Zurück vom Meer laden wir Freund:innen meiner Mutter ein. Zeigen Fotos, erzählen. Von einer fällt meiner Mutter der Name ein, sie sagt ihn gleich mehrmals hintereinander. Das gab es lange nicht. Aber klar, sie war im Urlaub, ist erholt. Demenz ist eine seltsame Krankheit. Alles ist irgendwie da, kann aber nicht abgerufen werden. Ständig der Konflikt mit dem Nichts. Das Nichts als Drohung und Mysterium. Wenn auf allen Seiten die Akzeptanz gewachsen ist, wird das Nichts ungleich Vernichtung. Es ist dann einfach da. Alle gehen damit um.
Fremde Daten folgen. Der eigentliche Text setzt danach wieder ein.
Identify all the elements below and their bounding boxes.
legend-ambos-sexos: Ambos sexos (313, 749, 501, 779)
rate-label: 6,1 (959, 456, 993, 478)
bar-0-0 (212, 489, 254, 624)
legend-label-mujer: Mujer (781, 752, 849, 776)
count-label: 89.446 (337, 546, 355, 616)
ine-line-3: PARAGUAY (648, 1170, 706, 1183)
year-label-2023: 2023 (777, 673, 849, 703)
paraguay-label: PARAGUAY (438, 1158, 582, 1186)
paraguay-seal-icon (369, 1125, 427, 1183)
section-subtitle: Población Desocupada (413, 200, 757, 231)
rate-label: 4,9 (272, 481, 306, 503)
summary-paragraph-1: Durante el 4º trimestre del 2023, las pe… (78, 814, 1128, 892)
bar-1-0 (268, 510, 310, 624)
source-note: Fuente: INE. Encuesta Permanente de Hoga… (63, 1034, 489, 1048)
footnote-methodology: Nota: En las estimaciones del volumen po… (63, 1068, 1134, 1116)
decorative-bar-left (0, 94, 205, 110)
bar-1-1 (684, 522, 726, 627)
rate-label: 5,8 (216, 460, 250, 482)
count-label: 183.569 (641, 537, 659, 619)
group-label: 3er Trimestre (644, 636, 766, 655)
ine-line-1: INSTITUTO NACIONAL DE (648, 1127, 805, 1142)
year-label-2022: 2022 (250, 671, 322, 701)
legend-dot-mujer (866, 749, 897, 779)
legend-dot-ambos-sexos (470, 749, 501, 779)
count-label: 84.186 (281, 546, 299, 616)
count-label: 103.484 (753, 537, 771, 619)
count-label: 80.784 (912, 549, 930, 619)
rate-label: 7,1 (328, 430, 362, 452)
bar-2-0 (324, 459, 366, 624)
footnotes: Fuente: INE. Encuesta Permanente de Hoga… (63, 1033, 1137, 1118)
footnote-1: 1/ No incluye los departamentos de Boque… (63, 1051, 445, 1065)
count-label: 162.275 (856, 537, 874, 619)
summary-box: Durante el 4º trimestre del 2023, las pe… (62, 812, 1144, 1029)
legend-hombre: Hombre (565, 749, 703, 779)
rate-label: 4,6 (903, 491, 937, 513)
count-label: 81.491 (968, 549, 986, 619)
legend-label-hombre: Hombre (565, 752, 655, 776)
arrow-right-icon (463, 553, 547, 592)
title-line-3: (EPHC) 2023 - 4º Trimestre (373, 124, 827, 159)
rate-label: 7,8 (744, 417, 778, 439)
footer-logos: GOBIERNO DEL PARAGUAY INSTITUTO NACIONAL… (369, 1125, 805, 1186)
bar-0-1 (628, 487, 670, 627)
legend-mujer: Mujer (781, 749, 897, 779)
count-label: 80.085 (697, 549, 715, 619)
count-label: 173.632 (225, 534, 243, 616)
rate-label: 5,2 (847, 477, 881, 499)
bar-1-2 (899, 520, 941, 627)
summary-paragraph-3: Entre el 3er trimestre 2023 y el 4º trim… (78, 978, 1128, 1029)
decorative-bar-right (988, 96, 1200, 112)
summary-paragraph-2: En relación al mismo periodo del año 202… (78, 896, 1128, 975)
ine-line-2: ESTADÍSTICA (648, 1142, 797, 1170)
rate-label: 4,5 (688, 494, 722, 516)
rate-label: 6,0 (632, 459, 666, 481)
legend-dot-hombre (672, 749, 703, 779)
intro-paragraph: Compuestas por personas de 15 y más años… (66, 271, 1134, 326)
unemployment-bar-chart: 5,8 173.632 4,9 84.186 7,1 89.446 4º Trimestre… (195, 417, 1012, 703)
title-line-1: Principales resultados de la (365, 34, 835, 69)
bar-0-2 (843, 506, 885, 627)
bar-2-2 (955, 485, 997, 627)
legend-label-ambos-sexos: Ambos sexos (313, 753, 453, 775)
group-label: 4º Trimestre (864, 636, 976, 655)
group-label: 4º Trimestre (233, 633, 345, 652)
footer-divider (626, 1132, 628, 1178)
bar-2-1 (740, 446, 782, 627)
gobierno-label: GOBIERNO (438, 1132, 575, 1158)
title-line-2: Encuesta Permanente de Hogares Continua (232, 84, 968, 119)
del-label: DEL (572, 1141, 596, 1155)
Sterben wird akzeptierter Teil des Lebens. Ohne Wegschauen. Ohne anderen im Supermarkt, auf der Straße, am Strand das Leben zu versauen. Der Tod versaut das Leben nicht. Letztlich macht er es aus. Es ist viel schöner, wie wir mittlerweile miteinander umgehen, zu Hause. Meine Mutter lehrt uns, offene Wunden sein zu dürfen. Alle in der Familie sind ehrlicher miteinander geworden, geduldiger, verständnisvoller. Das, was nicht mehr funktioniert, hat uns neue Wege finden lassen. Ein absterbendes System lässt uns befreit von Tabus improvisieren. Jeder Tag mit Demenz ist anders, nichts stringent, nichts vorhersehbar. Ein Merkmal der Krankheit. In der das Zen steckt. Wenn das Verlaufen in Raum und Zeit einer neuen Phase weicht.